The writer agreed. He had a wife and family. He was sad because he loved words as much as he loved people, because words were the way he could say what he wanted about people, but this was God and God was the real deal, and he didn’t want to spend too much time dwelling on it. So he packed up his typewriter and paper and placed them carefully in the hall closet, and within two days, to comfort his loss, went to the art-supply store and bought oil paints and a big canvas and a palette and set up in the garage amongst the old clothes and broken appliances. He’d always liked painting. He thought he had a good sense of color. He painted every morning for four hours, until he started to paint something real.

He was working on his eighteenth canvas, all blues and reds in sharp rows blurring in the middle, to make a confrontation with purple, when God came back into his ã studio, this time holding a dagger.

Cut the painting too, said God. No words, no images. Or — he made a slicing motion near his stringy throat.

Why? asked the painter, already missing the sharp smell of the oils, the way the colors mixed to become brand-new again, an exotic blush of yellow, a bluish green to convey silence, a new way to show trees, with white!; he missed the slow time he took washing his hands with turpentine, the way his wife liked the new rugged scent of him.

God lifted the dagger to the light bulb of the garage and it glinted, unpolished silver, speckled with brown. Do not question God, said God.

So the painter packed away his paints, inside the hall closet, right next to the typewriter and reams of white paper. He felt sad again but within a week, signed up for a drama class, held in a church where the ceilings were high, the air cool, and every scene took on particular gravity with those stained-glass windows acting as set. He played a few roles, and he wasn’t very good at first but he was enjoying it anyway, shy man that he was, liking the way he would feel his feeling and then use it and look around at the other people in the class, faces split into red and yellow triangles from the windows, and see they were feeling that same feeling with him, how contagious it all was. He needed a lot of reassurance as an actor but he was starting to understand its ultimate camaraderie ã and loneliness, the connection which is tight as laces then broken quick as the curtain’s fall.

So of course one afternoon, walking out of the church, spanking a new script against his knee, he found God in his car, in the back seat, this time gripping a bayonet.

No more, God said. In my house no less, said God.

The actor started to cry. I love acting, he said. I’m just learning to do it right. My wife thinks I’m getting out of my shell.

God shook his head.

Mime? asked the actor.

God poked the actor’s side with the sweet triangular tip of the bayonet.

The actor sat in the car, gripping the steering wheel, already missing the audience’s applause, the sight of the woman in the front row with tears in her eyes that were from the same pool of tears he’d visited to do the scene, everyone in the room linked, the entire town fetching water from the same well.

God exited the car. He waited at the crosswalk. He didn’t cross on the flashing hand but waited for the green walking man.

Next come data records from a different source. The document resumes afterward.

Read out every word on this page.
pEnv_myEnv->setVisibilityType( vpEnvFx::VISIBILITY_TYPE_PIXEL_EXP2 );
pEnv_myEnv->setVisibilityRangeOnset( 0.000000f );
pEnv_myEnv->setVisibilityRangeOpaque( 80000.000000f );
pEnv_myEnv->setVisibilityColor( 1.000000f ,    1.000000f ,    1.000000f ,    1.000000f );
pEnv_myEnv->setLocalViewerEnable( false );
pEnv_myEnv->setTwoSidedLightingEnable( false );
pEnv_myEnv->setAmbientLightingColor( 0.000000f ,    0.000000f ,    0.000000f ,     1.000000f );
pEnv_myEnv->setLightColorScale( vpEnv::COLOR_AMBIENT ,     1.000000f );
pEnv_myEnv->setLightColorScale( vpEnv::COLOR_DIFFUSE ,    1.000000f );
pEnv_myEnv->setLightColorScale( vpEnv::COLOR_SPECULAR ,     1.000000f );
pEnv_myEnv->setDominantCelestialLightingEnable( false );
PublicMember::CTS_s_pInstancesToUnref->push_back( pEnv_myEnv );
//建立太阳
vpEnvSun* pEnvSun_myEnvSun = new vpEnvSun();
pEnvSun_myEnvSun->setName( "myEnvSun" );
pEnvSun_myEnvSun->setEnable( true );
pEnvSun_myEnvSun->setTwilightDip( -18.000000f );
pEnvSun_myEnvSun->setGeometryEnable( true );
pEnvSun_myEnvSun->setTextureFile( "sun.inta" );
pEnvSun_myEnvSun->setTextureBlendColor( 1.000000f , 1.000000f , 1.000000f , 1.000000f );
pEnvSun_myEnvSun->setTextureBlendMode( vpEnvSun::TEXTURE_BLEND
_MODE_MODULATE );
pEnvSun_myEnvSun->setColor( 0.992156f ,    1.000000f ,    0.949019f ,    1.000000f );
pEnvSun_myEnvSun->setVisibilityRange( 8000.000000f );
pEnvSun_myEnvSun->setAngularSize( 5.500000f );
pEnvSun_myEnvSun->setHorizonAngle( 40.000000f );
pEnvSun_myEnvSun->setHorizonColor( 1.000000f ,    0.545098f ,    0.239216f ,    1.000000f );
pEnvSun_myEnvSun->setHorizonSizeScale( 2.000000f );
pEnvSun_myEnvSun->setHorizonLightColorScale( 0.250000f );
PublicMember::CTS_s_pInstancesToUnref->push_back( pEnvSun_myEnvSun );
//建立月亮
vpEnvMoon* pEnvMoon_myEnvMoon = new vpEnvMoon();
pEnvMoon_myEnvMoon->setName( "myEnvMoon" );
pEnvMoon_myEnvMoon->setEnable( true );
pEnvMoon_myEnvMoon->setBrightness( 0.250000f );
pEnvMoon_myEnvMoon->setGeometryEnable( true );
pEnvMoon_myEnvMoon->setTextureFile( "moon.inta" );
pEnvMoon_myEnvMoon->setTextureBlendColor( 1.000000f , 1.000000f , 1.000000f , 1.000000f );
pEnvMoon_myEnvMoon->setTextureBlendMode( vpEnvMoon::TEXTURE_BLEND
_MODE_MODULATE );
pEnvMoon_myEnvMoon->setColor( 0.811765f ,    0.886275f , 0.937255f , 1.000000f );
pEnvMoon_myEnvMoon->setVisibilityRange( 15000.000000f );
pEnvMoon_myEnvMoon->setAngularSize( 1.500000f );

The actor was depressed for a while which his wife didn’t like much, but he finally slogged himself out of it and took up cooking. He studied the basics in the cookbook and he told himself that his patience was a virtue and would be put to good use here. Sure enough, in three months, he’d made his first soup from scratch — potato leek nutmeg — and it was very good. His wife loved it. You’re so amazing, she told him in bed, his hands smelling of chicken guts, I married the most amazingly artistic man, she said.

He kissed her. He’d made a dessert too and brought it into bed — a chocolate torte with peanut-butter frosting. After two bites they forgot all about it.

God was apparently busy, he took longer this time, but he showed up after a big dinner party where the chef served leg of lamb with rosemary on a bed of wild rice with lemongrass chutney. It was a huge hit, and everyone left, drunk, gorgeous with flush, blessed. The chef’s wife went to the bathroom and God sauntered in through the screen door swinging a noose.